Zodiolestes Temporal range: Miocene, 23–16 Ma PreꞒ Ꞓ O S D C P T J K Pg N

Scientific classification
- Domain: Eukaryota
- Kingdom: Animalia
- Phylum: Chordata
- Class: Mammalia
- Order: Carnivora
- Family: Mustelidae
- Subfamily: †Oligobuninae
- Genus: †Zodiolestes Riggs, 1942
- Species: Zodiolestes daimonelixensis Riggs, 1942; Zodiolestes freundi Labs Hochstein 2007;

= Zodiolestes =

Extinct genus of carnivores

Zodiolestes is a genus of mustelids, now extinct, which existed during the Miocene period.

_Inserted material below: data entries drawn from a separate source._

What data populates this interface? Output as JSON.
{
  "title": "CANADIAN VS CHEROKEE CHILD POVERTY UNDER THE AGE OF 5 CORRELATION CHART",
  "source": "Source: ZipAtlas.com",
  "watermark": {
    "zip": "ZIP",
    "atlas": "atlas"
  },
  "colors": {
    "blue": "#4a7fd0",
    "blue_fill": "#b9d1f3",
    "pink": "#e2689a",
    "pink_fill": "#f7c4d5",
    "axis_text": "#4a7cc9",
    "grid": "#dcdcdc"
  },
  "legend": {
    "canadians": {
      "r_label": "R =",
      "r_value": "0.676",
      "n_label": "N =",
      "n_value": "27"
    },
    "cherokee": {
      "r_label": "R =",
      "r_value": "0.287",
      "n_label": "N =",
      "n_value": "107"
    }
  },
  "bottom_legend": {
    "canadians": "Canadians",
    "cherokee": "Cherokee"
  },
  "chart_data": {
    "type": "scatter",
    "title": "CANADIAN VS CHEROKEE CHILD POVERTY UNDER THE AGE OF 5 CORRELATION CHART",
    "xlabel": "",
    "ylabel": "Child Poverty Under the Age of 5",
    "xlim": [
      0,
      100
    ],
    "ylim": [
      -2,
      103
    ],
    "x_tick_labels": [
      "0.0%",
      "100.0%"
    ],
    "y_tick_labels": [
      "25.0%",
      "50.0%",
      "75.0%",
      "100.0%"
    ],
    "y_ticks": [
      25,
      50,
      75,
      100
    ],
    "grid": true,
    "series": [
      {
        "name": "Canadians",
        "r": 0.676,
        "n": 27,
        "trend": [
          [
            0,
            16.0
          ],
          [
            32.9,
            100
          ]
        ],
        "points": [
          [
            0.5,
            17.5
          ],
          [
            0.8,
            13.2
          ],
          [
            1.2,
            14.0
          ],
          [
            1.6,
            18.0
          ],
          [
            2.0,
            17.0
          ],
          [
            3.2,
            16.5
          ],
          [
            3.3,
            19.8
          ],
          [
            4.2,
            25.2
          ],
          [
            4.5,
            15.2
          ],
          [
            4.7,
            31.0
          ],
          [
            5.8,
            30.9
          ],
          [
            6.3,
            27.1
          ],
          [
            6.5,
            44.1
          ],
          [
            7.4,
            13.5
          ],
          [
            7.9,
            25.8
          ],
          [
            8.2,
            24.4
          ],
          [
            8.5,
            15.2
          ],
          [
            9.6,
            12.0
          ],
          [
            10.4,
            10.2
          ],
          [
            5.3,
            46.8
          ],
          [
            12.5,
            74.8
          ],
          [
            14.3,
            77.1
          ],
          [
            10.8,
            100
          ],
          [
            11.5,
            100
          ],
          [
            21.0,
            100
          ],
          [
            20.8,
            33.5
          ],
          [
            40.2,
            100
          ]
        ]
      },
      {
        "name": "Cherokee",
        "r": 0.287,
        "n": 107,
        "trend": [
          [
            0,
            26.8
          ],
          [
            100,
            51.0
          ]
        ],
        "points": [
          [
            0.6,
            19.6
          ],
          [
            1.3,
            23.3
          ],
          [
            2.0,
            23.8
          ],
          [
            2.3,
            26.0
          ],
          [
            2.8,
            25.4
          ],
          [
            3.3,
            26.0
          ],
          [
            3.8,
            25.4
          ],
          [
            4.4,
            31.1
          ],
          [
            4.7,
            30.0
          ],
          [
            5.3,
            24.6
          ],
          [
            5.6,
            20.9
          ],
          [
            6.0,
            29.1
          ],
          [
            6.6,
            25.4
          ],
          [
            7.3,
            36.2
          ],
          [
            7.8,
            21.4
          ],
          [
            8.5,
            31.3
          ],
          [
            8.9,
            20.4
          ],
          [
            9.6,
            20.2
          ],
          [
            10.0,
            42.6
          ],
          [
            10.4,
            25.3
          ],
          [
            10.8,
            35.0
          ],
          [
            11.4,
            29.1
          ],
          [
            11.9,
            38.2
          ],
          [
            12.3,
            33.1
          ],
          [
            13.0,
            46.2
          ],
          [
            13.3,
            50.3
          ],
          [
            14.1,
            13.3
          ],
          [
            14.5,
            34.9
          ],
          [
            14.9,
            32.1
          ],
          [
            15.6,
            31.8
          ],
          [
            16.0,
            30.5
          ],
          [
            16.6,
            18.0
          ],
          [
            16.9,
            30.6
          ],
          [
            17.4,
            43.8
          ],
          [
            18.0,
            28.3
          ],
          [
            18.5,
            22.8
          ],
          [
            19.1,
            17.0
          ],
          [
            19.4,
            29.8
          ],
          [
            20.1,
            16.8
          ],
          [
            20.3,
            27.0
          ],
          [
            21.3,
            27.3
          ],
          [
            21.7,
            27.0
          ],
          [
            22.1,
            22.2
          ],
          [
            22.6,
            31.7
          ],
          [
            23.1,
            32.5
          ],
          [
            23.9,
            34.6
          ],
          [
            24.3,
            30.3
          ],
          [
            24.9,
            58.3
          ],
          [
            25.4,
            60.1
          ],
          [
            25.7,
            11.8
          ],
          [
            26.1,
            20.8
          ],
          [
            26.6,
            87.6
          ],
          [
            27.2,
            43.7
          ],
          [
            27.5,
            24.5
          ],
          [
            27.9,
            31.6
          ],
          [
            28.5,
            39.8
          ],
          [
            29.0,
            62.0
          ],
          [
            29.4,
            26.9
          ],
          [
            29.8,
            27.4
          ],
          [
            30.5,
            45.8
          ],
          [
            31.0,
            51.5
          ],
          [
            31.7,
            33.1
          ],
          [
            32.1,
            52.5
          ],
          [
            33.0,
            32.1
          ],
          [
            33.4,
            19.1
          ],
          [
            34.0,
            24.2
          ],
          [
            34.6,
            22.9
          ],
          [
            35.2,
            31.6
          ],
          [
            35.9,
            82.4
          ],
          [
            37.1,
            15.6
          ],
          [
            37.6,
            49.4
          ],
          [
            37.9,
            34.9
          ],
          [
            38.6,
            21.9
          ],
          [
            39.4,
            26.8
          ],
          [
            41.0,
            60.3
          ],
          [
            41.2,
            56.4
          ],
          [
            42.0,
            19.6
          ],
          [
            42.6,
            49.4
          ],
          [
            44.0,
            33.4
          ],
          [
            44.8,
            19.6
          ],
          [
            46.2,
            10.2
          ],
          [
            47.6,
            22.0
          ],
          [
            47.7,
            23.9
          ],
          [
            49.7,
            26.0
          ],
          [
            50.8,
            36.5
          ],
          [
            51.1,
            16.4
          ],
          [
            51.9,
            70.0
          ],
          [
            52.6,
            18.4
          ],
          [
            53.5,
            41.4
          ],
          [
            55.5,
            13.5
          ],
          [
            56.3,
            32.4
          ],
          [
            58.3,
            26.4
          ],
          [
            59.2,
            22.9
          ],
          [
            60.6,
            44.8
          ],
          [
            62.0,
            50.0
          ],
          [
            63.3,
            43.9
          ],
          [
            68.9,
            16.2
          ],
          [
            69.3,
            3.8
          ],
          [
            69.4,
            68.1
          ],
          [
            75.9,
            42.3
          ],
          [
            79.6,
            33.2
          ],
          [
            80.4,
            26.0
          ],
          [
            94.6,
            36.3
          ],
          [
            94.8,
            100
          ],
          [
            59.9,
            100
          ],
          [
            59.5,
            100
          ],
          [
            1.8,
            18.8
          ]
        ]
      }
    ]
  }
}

The genus was first described in 1942, by E. S. Riggs, who identified the sister genus Promartes at the same time, and assigned to the family Procyonidae. In 1998 it was assigned to the subfamily Oligobuninae of the family Mustelidae. Two species have been identified in the genus: Z. daimonelixensis and Z. freundi.

Z. daimonelixensis showed digging adaptations, and one fossil was found curled up in the "corkscrew" burrow of the Miocene beaver, Palaeocastor. Zodiolestes was most likely a predator of these fossorial beavers.
This situation was analogous to the modern day prairie dog (genus Cynomys) and its predator the black-footed ferret (Mustela nigripes).